Q: What’s the price point of natural wines in comparison to other wines?
A: Trader Joe’s sells wine for as little as $3 a bottle. The least expensive natural wines I can source retail for $18-20/btl, with a rare exception below that price point. So, if you are a populist searching for natural wine for the people, you are running a fool’s errand. Do you want to know what most people drink? A wine that sells for $3 a bottle and the thought of buying a $20 bottle of wine is entirely foreign to them. In my natural wine bubble, no one blinks at $20 for a bottle, but you have to stay firmly inside that bubble and never step foot out of it to not understand that the wines we love are not wines for the people.
Q: Any other reason to buy natural vs. traditional wine?
A: I do not know if you need a reason to drink anything. Drinking is one thing in life that does not require a reason.
Q: Are there specific regions that have better natural wines than others?
A: Better is entirely subjective, or more to the point, intersubjective. Me? I gravitate to natural wines from France, particularly the Jura, Loire, and Beaujolais, because I like the organoleptic sensibilities of the growers who make these wines.

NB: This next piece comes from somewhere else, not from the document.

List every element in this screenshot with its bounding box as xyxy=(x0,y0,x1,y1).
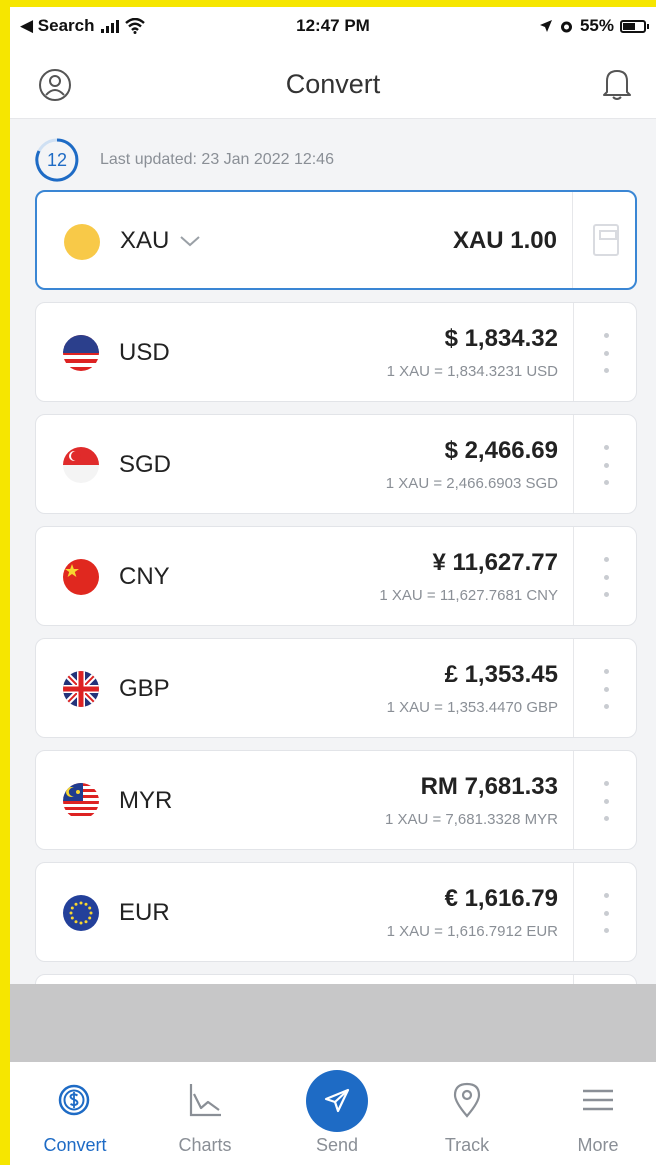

That said, there are delicious and interesting natural wines made all over the world today.
Q: Where can you get natural wines if you don’t live in a major city?
A: I think having a decent wine shop in your neighborhood, one that stocks at least some natural wine, is a tremendous amenity and if you do not have such a shop nearby you should move. Buying natural wine or any wine through an online store is a terrible idea because heat is the enemy of wine, and today it is 92 degrees in LA and even warmer elsewhere. Good online shops will only ship when the weather permits, so that may be an option, but if a wine shop offers to ship to you during a mid-summer heatwave, run as fast as you can, as your wine will arrive heat damaged (unless they ship with ice packs overnight express, but that gets expensive, fast). Imagine your delicious bottles of wine cooking all day in a UPS panel truck, uninsulated and without refrigeration— wine is a bit like lettuce and should always be kept cool-ish, otherwise, blech.
Q: What’s a good natural wine to start out with for a beginner? What are some key things you look for?
A: I would suggest starting with Beaujolais. There are any number of growers in the region making beautifully farmed and crafted wines, and they should not be too difficult to track down if you have a well-stocked wine shop nearby. Skip the mass-market stuff by DeBeouf, skip Beaujolais Nouveau, too, and try to find a bottle of something classic. I suggest looking for a bottle of Jean-Claude Lapalu’s Beaujolais-Villages 2018, which retails around $25. It is a consummate, fresh, vibrant bottle that expresses everything that is essential about Beaujolais wine. Serve it a little cool.
So, are we ready to make the natural wine switch? Or maybe you have already. A super special shout out to Lou for not only curating the best natural wine shop in LA but also taking the time to share his worldly knowledge with us.